Specifically in MSP1 patients with myopathy, the main pathological hallmark is the presence of ubiquitin-positive protein aggregates in muscle tissues of patients affected by myopathy and, in patients with frontotemporal dementia, the main pathological hallmark is intranuclear TDP-43+ inclusions. Based on pathologic findings in several tissue types, abnormal protein clearance is a major mechanism that causes disease in MSP1 patients.

== Screening and surveillance ==
The proper screening and surveillance for the various conditions associated with MSP has been developed and published by a consortium of clinical experts. This recommendation includes a physical examination by a neuromuscular specialist, a nuclear bone scan for Paget's disease, a neurocognitive test and brain MRI for FTD, a cardiac MRI or echocardiogram for heart function, and respiratory monitoring.

== Management and treatment ==
There is no cure or disease modifying therapy for MSP. However, the bone pain associated with Paget's disease of bone can be treated with bisphosphonates.

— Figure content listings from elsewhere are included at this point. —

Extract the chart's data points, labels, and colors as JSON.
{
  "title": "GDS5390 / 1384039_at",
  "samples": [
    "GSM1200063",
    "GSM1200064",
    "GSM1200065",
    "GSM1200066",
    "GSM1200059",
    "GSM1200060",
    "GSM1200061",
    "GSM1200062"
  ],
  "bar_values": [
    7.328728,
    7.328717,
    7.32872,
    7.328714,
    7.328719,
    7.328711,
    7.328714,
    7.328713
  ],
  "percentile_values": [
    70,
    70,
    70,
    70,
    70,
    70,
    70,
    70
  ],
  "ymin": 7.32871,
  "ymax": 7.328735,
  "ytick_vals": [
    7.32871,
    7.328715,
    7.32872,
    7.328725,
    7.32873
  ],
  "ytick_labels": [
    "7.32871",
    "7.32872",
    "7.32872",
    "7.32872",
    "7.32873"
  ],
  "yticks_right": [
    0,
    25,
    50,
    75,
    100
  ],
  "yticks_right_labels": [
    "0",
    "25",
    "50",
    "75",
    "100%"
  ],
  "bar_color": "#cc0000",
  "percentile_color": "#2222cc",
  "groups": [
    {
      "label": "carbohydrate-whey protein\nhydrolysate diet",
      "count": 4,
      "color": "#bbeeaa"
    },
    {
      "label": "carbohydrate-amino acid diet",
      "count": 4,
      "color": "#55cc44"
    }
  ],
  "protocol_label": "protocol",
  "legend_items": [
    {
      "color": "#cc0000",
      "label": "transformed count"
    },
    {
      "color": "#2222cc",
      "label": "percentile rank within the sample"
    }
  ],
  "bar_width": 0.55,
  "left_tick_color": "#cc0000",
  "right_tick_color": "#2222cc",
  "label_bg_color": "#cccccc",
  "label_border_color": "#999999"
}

It is recommended that MSP patients be followed by a multidisciplinary clinic and a care team that includes a neurologist, physical therapist, occupational therapist, speech and language pathologist, respiratory therapist, and social worker. The care team can help a MSP patient manage the various symptoms including limb and bulbar weakness, respiratory dysfunction, and muscle cramps.

The use of adaptive equipment or the use of energy-conservation can help improve a patient's quality of life and independence with daily tasks. Occupational therapy may implement changes to a person's environment, both at home or work, to increase the individual's function and accessibility. A respiratory therapist can monitor and modify respiratory interventions as a patient's condition changes.

== Research and advocacy ==
Cure VCP Disease is involved in research, advocacy, and services for individuals affected by multisystem proteinopathy. The organization provides resources that contribute to understanding and addressing this condition.